Energy infrastructure is expanding in parallel. The state utility EPS is advancing a 1 GW solar portfolio with battery storage, representing approximately €1.2bn in investment. This capacity is essential for attracting high-tech industry, where stable and increasingly low-carbon electricity supply is a prerequisite.
At the same time, Serbia is attempting to move up the value chain in metals and materials. Processing and refining activities—where EBITDA margins can reach 20–30%—offer significantly higher returns than raw extraction. Facilities for lithium chemicals, copper cathodes or battery materials typically require €500m–€1bn in CAPEX, placing them within the same financing framework that now defines European industrial projects.
The most consequential development remains the proposed Jadar lithium project. With estimated investment exceeding €2.5bn, it has the potential to supply a substantial share of Europe’s lithium demand, while anchoring downstream processing and industrial activity within Serbia. Its trajectory will be closely watched as a test case for the country’s ability to align environmental standards, regulatory frameworks and international capital.
What distinguishes Serbia’s opportunity is its position within the broader European system. As battery plants expand in Hungary, semiconductor fabs rise in Germany and automotive supply chains shift toward electrification, demand is emerging for near-shore industrial capacity. This includes component manufacturing, engineering services and midstream processing—segments where Serbia can compete effectively.
Trade integration already points in this direction. Economic ties with neighbouring EU markets, particularly Hungary, are strengthening, with bilateral trade exceeding €3.4bn annually and increasingly oriented toward high-tech manufacturing and EV supply chains. As companies such as CATL and other global manufacturers expand in Central Europe, Serbia is well placed to capture adjacent value.
The challenge lies in integration. To fully benefit from Europe’s industrial reset, Serbia must plug into the same financial architecture that underpins projects elsewhere. This means aligning with:
- London-based capital markets for equity financing
- Luxembourg-style structures for debt and investment vehicles
- Swiss-led commercial networks for offtake and market access
Without this integration, projects risk remaining subscale or underfinanced.
The window of opportunity is narrow but significant. Over the next decade, Europe will build a network of industrial assets that define its position in the global economy for decades to come. Countries that succeed in embedding themselves within these value chains will capture not only investment but long-term industrial relevance.
For Serbia, the path forward is not to replicate Western Europe’s industrial base, but to complement it—acting as a flexible, cost-efficient extension of a capital-intensive system.
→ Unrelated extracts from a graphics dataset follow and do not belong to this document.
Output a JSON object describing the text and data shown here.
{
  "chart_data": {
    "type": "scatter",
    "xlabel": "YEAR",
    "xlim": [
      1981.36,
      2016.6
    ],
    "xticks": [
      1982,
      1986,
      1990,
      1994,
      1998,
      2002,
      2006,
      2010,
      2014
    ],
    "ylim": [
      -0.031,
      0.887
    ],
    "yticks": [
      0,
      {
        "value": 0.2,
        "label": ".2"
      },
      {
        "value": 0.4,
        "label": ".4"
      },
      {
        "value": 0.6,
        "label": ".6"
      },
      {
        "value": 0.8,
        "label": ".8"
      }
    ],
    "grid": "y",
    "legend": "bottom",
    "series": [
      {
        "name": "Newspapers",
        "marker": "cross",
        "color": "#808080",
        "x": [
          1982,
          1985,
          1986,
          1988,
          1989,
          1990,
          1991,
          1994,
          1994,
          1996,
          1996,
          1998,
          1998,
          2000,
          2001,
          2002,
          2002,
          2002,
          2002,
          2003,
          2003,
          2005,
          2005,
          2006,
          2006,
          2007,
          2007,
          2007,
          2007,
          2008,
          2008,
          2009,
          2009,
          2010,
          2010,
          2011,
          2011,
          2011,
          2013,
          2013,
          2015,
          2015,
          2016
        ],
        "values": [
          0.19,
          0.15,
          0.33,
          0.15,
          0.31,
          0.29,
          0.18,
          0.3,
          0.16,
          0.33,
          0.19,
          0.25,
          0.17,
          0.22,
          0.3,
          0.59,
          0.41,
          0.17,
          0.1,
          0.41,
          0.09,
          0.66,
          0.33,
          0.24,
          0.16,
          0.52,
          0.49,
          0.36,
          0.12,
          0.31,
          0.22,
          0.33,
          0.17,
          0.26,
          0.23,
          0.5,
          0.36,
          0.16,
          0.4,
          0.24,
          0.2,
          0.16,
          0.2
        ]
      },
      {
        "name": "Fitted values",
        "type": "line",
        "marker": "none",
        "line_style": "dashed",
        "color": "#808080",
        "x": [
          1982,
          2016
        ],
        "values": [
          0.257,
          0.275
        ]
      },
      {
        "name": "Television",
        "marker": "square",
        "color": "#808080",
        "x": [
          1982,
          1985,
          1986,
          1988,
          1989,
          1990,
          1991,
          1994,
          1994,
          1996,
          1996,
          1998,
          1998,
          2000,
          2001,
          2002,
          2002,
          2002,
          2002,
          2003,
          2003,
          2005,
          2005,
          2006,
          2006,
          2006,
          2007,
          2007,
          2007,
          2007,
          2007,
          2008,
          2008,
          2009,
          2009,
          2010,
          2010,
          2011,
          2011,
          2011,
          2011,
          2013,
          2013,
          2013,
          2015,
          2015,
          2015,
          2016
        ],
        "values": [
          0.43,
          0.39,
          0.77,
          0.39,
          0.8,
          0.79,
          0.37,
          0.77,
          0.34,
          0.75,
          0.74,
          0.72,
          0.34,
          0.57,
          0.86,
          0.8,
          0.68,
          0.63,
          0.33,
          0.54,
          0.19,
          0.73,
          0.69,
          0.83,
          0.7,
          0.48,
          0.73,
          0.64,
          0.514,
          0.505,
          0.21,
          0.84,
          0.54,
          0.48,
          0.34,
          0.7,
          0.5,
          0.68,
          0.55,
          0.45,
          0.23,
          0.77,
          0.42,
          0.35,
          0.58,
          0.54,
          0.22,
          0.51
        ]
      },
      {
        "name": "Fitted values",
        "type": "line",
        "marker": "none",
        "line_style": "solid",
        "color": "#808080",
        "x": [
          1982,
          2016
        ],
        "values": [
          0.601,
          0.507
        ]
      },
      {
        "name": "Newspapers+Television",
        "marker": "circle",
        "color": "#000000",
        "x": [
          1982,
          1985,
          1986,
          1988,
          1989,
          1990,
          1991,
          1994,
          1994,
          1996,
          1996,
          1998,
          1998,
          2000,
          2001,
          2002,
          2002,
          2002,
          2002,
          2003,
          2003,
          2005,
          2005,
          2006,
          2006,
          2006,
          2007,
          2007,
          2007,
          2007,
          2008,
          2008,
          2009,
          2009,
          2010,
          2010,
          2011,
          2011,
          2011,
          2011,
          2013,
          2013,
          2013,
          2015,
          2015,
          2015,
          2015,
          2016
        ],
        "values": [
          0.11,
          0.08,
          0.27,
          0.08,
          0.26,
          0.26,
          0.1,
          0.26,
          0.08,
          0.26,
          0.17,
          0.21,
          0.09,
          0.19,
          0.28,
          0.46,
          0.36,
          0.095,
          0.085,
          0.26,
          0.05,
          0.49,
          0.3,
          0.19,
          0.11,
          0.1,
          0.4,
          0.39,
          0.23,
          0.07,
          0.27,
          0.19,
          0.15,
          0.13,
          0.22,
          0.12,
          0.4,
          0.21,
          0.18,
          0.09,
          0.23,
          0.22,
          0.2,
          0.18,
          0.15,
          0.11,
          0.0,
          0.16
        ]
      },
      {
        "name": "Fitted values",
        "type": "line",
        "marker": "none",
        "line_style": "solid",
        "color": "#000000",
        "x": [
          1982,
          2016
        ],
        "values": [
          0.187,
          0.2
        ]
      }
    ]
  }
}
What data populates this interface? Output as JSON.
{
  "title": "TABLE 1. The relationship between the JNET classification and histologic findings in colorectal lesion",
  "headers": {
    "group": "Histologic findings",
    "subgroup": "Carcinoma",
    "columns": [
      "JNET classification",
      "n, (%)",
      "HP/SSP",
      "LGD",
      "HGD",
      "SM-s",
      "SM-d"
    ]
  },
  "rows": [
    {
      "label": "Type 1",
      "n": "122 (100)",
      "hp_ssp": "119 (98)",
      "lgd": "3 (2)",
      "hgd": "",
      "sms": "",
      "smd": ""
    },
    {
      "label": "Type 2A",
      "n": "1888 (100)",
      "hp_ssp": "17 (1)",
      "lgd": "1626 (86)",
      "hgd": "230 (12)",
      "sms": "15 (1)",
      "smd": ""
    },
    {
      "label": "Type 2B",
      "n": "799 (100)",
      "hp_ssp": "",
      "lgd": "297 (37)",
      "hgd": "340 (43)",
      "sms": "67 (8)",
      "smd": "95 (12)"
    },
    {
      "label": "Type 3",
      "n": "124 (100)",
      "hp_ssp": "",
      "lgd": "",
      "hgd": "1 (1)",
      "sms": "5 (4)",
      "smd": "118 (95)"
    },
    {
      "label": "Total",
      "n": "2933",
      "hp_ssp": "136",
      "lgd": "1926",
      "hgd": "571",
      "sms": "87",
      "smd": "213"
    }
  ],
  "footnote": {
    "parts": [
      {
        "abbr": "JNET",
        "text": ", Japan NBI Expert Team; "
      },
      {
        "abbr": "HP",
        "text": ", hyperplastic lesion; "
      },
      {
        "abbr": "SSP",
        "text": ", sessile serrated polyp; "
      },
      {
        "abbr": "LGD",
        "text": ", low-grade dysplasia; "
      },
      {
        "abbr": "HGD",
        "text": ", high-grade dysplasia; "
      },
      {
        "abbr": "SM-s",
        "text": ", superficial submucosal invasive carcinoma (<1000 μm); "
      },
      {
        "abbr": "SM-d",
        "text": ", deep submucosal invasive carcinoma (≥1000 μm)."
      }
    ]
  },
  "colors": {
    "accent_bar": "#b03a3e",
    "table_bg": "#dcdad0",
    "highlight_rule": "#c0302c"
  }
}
If successful, this could translate into €10bn–€20bn in cumulative industrial investment, higher-value exports and a structural shift in economic composition.
The transformation now under way is not simply about factories or resources. It is about the alignment of capital, technology and geography. From London’s equity markets to Luxembourg’s financial structures, from Switzerland’s trading houses to Serbia’s emerging industrial platforms, a new European industrial system is taking shape.
Its success will depend on how effectively these elements converge—and on whether countries like Serbia can position themselves not at the margins, but within the core of this evolving architecture.